7 Things You Didn’t Know About US Open Tennis

The 2013 US Open tennis tournament is being held in Flushing, Queens as always, from August 26th to September 9th.  And while you’re pretty much guaranteed to see some world-class tennis on both the men’s and women’s sides, nothing ever seems to go exactly as expected, and there are always surprises.  Here are 7 things you didn’t know about the US Open that you may find interesting.
US Open Tennis
1)  Love that Home Cooking

Since the US Open was first held way back in 1881, an American has appeared in either the men’s or women’s singles final in every year but six.  Only six times!  And two of those six tournaments took place within the past few years.  The 2002 US Open saw the most American domination, as Pete Sampras beat Andre Agassi in the men’s final and Serena Williams beat her sister Venus in the women’s.

2)  All Three Surfaces

The US Open is the only grand slam tennis tournament that’s been held on all three of the different playing surfaces used in professional tennis.  It has been held on both grass and clay at Forest Hills, and on hard court in its present location of Flushing Meadows.

3)  Lining Their Pockets

The US Open is the richest single sporting event, with the highest single prize.  Last year, the winners of both the men’s and women’s US Open each received almost $2 million in prize money.

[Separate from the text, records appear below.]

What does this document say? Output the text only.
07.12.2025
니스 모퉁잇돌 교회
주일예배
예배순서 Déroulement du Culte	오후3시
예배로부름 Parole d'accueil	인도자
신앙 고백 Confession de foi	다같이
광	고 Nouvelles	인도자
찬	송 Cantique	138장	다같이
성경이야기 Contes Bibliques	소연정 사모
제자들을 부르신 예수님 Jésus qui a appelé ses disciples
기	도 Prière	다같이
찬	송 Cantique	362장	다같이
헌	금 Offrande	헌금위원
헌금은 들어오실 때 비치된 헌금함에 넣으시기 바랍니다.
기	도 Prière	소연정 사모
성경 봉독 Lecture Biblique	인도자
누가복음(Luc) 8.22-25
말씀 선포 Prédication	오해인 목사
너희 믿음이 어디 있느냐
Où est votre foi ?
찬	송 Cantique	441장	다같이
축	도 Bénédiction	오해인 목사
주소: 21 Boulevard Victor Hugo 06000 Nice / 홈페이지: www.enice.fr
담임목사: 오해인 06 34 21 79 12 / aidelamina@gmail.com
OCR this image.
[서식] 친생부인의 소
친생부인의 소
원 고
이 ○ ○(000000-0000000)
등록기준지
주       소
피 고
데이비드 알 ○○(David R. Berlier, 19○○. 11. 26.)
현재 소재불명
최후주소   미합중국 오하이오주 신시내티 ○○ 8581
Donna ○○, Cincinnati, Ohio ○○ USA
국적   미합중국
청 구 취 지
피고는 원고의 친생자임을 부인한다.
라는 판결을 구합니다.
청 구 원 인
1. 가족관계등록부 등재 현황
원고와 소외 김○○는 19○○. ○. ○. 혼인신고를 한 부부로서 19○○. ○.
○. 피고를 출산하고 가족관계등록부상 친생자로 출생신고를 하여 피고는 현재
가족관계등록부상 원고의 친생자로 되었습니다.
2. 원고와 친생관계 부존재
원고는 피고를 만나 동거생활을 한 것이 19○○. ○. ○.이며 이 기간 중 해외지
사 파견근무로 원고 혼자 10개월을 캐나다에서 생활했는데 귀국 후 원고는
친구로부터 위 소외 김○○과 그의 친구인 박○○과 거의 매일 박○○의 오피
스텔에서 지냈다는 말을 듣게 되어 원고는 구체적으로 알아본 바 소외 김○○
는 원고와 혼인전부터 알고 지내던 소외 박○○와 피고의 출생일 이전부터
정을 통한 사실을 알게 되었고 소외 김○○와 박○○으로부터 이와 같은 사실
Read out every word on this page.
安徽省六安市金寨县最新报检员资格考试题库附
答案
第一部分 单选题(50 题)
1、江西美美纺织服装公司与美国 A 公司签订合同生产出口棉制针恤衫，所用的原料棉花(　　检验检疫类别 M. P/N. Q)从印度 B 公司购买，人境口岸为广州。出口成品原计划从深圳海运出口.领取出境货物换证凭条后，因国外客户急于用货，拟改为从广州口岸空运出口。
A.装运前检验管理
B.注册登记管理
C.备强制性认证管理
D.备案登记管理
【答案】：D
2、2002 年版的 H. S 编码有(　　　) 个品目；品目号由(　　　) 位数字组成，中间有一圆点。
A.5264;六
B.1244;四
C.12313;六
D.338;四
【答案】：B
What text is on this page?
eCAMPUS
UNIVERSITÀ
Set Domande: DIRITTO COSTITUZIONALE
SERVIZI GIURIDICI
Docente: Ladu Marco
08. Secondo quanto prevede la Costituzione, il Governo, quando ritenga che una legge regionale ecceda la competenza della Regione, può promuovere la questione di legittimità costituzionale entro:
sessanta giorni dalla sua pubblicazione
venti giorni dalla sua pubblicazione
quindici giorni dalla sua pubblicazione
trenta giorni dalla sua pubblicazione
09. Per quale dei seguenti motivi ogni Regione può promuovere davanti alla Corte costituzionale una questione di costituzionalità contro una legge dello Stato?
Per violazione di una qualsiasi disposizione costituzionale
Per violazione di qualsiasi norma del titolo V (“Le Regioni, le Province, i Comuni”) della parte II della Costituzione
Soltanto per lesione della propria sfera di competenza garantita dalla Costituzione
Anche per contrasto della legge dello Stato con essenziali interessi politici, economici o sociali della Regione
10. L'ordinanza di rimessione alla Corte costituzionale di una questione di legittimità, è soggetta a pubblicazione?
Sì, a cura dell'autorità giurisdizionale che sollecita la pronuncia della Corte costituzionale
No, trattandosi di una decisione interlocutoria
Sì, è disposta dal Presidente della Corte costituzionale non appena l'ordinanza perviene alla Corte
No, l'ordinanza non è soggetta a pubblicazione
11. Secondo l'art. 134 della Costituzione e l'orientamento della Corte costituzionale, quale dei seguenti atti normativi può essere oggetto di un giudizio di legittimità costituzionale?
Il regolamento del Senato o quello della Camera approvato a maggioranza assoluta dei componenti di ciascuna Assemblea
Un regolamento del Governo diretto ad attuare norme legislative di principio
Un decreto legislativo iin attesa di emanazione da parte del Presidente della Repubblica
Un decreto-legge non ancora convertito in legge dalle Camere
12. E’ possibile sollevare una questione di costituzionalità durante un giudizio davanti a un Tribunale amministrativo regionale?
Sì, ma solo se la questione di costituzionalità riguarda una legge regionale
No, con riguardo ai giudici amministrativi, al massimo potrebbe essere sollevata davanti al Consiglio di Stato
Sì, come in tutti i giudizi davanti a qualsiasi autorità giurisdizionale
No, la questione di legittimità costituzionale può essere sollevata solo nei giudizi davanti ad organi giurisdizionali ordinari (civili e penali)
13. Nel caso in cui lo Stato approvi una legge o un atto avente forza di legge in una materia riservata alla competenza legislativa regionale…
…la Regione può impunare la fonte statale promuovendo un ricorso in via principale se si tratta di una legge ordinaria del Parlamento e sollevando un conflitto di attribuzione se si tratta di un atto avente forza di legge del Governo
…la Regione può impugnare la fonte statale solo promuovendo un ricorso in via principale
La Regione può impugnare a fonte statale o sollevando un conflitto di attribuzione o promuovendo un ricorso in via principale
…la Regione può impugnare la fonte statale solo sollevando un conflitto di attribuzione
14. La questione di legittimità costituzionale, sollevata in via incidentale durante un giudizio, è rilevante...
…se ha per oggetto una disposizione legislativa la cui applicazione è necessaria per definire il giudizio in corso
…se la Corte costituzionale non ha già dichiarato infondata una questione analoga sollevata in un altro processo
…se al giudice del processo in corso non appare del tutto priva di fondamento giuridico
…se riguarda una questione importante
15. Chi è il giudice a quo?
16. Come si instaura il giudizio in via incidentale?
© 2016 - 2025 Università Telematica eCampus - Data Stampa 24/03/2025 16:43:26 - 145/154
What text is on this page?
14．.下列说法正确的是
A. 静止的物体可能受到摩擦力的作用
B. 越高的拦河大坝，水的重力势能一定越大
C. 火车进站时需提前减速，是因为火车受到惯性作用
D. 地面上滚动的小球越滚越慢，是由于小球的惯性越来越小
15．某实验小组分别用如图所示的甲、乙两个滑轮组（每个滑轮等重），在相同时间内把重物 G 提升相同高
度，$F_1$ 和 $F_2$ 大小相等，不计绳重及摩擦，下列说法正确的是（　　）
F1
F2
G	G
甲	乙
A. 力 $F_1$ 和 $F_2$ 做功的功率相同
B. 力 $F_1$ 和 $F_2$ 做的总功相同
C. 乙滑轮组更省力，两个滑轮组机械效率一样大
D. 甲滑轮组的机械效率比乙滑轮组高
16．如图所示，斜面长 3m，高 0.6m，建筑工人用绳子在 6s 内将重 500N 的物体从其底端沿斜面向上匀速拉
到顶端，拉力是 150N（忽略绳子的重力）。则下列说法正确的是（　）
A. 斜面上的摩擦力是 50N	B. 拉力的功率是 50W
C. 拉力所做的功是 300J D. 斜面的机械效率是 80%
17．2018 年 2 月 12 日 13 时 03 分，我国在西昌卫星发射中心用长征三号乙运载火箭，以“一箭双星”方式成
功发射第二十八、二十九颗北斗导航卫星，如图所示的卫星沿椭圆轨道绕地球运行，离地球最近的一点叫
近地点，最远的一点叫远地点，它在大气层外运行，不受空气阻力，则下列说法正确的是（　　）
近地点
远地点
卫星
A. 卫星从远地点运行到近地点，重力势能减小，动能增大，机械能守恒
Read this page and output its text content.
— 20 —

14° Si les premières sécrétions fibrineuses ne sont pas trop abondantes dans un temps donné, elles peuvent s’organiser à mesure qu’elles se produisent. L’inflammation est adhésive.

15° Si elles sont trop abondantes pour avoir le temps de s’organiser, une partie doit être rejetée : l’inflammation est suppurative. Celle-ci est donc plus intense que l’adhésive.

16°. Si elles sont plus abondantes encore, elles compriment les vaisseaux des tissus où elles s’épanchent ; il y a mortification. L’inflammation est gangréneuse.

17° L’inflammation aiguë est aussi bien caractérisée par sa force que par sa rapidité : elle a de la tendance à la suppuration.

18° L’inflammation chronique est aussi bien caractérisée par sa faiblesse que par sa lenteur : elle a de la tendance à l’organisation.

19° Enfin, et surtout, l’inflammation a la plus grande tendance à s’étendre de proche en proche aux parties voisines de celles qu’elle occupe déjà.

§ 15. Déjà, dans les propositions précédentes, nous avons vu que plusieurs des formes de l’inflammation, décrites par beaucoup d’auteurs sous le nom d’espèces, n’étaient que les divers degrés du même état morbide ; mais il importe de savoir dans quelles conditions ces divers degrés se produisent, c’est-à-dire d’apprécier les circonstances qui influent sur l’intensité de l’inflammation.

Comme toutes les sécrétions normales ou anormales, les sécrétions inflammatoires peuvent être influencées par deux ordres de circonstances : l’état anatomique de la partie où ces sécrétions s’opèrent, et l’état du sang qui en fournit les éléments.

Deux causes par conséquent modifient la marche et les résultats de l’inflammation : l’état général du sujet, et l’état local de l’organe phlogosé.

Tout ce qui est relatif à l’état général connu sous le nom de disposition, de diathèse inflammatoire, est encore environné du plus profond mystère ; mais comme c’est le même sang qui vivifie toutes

4)  Play Stopped by Gunshots

In 1977 during a John McEnroe match, the play was delayed because of a shooting in the crowd.  One spectator had been hit in the leg by a stray bullet that came into the stadium off the street.  The play was delayed for a few minutes then resumed, and it wasn’t until the match was over that everyone found out what really happened.

5)  Sporting Neighbors

In 2009, the New York Mets moved from Shea Stadium to Citi Field, which is basically a stone’s throw away from Flushing Meadows.  It really is possible to catch a tennis match and a ball game all in the same day.

6)  All Hail the Lefty

Lefties only comprise about 10 percent of the world’s population, but between 1974 and 1984 every single male US Open champ was left-handed.  That’s a lot of lefties!  On the women’s side, there weren’t any between 1902 and 1982 until Martina Navratilova ended the streak.

7)  The Benefit of Being #1

Sometimes, it pays to be number one, and this is especially true if you’re in the men’s US Open tennis tournament.  From 1977 until 2009, every men’s champion was either the current world-ranked number one player or had been in the past.